The firm says that the proportion of contractors on the 80,000 small-business payrolls it processes every month has nearly doubled over past six years, rising to 6.7% last month from 3.4% in February 2007.
"As economic situations get tougher, that's when everyone is looking to cut costs," says Lisa Petkun, partner in the tax-practice group at law firm Pepper Hamilton LLP in Philadelphia. "It's significantly cheaper to have an independent contractor."
Using independent workers gives employers flexibility to hire only when there is work to be done, and leaves them with fewer tax obligations—and thus less paperwork—than do regular full-time workers. Using contractors also can cut benefits costs: they typically aren't eligible for such benefits as health insurance and paid maternity leave.
A Michigan State University study estimates that contractors can save employers as much as 40% on labor costs. Indeed, some business owners say the IRS audits could stifle their ability to grow as demand picks up.
"I'm either going to hire someone full-time to do a job or we just won't do it," says Ciaran Dwyer, chief executive of 3t Systems Inc., a Denver-based IT company with 65 full-time workers. His firm relies on about a dozen outside contractors at any given time, depending on demand, he says.
Rather than risk an audit, and perhaps costly penalties—Mr. Robinson, the staffing-firm owner, says many of his small-business clients are rushing to convert any long-term contract workers into permanent staff.

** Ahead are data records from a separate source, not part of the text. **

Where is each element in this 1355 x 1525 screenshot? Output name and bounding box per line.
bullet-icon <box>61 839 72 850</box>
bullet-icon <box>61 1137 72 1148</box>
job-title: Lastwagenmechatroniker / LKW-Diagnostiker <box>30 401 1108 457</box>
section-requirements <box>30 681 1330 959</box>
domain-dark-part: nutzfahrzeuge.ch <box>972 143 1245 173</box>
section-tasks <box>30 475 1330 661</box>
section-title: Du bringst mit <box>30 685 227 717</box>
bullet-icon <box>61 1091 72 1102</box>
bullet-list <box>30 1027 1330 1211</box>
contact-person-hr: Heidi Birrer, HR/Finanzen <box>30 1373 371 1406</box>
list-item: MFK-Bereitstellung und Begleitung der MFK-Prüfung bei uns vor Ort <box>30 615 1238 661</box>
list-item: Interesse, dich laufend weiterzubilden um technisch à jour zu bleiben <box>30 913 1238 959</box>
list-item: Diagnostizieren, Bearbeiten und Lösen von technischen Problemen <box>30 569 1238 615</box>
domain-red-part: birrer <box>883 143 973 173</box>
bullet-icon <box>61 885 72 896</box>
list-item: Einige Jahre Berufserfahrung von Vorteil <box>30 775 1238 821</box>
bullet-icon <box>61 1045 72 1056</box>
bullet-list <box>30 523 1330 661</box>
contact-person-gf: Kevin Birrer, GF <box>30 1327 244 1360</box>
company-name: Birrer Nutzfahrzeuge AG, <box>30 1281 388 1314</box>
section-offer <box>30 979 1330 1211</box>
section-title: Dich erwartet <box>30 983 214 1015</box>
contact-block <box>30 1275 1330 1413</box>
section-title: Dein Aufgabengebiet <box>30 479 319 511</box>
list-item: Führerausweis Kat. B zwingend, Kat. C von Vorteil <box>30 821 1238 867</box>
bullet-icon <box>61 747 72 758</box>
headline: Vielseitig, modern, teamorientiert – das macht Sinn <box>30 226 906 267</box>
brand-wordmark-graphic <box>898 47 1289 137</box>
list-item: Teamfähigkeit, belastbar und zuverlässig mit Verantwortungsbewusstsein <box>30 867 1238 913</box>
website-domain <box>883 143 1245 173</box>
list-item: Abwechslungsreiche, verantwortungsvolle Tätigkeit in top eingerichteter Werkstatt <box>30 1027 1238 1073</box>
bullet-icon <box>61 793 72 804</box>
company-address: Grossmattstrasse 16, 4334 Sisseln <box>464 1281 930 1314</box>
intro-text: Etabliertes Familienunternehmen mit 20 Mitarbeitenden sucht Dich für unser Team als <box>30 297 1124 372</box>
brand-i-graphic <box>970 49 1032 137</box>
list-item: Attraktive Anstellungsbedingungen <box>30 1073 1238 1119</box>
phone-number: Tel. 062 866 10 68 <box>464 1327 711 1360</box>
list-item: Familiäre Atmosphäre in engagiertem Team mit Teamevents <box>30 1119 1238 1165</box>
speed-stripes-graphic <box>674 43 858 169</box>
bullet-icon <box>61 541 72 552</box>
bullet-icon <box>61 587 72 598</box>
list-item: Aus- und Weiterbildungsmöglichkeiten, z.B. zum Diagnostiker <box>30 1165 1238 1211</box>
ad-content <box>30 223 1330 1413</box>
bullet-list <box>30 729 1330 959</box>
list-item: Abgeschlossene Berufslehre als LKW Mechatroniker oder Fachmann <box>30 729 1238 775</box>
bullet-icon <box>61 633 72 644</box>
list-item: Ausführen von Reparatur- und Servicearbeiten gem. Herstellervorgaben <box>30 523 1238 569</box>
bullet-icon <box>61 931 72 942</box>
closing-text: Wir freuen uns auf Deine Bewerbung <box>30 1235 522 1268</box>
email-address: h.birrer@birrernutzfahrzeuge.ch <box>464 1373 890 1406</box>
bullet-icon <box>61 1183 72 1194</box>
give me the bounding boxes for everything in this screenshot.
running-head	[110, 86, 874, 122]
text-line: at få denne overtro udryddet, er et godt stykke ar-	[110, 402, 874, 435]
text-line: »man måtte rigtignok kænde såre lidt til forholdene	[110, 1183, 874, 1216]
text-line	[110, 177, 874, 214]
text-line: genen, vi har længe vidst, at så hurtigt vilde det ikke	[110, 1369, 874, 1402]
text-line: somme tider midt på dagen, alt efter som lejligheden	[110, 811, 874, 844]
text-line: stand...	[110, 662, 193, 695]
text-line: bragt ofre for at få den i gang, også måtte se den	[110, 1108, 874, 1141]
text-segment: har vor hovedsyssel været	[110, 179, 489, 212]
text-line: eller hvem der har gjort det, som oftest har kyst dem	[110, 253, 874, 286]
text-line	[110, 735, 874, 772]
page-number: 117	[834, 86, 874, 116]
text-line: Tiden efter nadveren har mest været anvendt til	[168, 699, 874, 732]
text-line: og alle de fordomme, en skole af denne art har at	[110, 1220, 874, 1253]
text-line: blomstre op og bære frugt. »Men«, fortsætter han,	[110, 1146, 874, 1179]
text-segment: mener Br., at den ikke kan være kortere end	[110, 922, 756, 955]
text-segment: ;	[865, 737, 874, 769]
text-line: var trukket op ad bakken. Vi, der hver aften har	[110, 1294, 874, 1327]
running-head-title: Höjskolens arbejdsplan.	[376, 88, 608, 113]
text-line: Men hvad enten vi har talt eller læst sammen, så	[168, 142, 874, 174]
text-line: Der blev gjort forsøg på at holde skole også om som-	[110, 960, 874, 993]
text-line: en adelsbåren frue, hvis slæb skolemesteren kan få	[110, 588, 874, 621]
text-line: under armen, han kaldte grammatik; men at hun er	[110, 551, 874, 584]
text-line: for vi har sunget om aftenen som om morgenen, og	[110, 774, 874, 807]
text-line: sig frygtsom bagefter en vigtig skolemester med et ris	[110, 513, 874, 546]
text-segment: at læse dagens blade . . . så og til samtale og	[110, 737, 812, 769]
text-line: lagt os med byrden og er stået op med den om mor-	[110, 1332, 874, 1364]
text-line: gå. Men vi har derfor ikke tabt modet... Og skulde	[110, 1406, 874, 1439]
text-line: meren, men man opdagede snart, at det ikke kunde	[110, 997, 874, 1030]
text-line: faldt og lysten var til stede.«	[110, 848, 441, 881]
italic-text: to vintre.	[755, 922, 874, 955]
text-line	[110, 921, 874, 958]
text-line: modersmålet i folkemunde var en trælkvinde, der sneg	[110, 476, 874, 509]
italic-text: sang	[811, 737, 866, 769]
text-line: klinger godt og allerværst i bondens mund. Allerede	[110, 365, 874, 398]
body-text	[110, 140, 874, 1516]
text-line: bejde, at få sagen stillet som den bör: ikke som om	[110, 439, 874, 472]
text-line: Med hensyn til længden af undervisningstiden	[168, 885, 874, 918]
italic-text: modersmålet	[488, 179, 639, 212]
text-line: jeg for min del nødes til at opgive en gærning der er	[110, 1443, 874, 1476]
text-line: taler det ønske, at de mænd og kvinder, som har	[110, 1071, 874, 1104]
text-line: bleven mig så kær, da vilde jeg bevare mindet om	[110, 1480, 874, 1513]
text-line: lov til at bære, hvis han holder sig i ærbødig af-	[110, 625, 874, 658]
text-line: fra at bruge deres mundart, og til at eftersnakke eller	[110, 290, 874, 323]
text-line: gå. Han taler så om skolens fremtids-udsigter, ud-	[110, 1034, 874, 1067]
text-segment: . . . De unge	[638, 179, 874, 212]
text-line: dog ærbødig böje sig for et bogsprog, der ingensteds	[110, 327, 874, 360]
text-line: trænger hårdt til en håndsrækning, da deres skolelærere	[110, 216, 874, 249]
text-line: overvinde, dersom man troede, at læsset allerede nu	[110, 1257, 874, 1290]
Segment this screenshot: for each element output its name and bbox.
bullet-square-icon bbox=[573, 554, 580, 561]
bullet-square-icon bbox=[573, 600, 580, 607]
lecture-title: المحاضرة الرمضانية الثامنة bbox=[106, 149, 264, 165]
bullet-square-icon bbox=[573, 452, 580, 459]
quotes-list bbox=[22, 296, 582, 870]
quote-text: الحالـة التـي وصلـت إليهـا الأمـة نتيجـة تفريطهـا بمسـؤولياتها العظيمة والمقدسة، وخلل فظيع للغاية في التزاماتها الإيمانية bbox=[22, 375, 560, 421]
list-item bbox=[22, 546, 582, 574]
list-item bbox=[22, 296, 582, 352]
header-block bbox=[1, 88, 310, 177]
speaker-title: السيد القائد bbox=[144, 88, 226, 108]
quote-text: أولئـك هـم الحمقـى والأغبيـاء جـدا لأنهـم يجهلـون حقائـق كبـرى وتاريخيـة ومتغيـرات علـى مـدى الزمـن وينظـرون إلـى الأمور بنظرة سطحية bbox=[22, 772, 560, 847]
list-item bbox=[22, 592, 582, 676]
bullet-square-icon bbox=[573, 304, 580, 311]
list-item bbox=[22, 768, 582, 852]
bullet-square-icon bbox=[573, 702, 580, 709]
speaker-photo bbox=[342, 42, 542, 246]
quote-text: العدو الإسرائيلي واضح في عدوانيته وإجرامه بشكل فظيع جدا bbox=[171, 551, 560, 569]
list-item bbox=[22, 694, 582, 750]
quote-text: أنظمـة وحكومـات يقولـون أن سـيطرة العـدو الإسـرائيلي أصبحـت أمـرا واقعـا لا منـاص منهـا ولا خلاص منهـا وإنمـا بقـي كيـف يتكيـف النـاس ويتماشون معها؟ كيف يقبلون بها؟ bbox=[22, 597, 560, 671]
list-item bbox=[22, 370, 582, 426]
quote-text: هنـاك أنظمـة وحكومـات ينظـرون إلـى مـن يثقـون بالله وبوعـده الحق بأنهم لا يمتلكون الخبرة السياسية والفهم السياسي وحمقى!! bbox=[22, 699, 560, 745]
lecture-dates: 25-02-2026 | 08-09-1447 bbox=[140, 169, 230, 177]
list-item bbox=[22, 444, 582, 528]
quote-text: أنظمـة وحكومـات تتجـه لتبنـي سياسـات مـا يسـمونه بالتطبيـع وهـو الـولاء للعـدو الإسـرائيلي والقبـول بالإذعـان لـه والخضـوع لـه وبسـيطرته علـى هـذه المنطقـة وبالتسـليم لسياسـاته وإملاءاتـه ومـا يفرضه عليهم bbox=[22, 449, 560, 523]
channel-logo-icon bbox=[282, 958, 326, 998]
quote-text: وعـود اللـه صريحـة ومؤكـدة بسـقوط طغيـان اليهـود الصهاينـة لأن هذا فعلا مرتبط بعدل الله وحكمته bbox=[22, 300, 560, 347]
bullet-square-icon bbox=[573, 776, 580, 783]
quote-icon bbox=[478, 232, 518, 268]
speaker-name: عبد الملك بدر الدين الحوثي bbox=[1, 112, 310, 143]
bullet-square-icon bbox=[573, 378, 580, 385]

Mike Johnson, a human-resources manager in Atlanta with over 35 years of experience with small employers, ranging from commercial insurance to telecommunications firms, says a payroll audit is a major disruption for a small business. "Apart from the legal expenses, the downtime is just not worth taking the risk," he says.
In January, the IRS extended an amnesty program designed to encourage employers to voluntarily reclassify contractors as employees by waiving some penalties. Under the program, employers pay as little as 1% of the wages paid to their reclassified workers the previous year, rather than the full amount they owe in back taxes. So far, 1,000 employers have signed on since the program was launched in 2011, the agency says.
In recent years, Congress has proposed various bills to clarify the definition of independent contractors, including as recently as December, though none of the bills has passed.
Chris Whitcomb, tax counsel for the National Federation of Independent Business, a small-business lobbying group, says that without a clear definition of who counts as an independent contractor, many employers don't know whether they are complying with tax rules "until they get audited."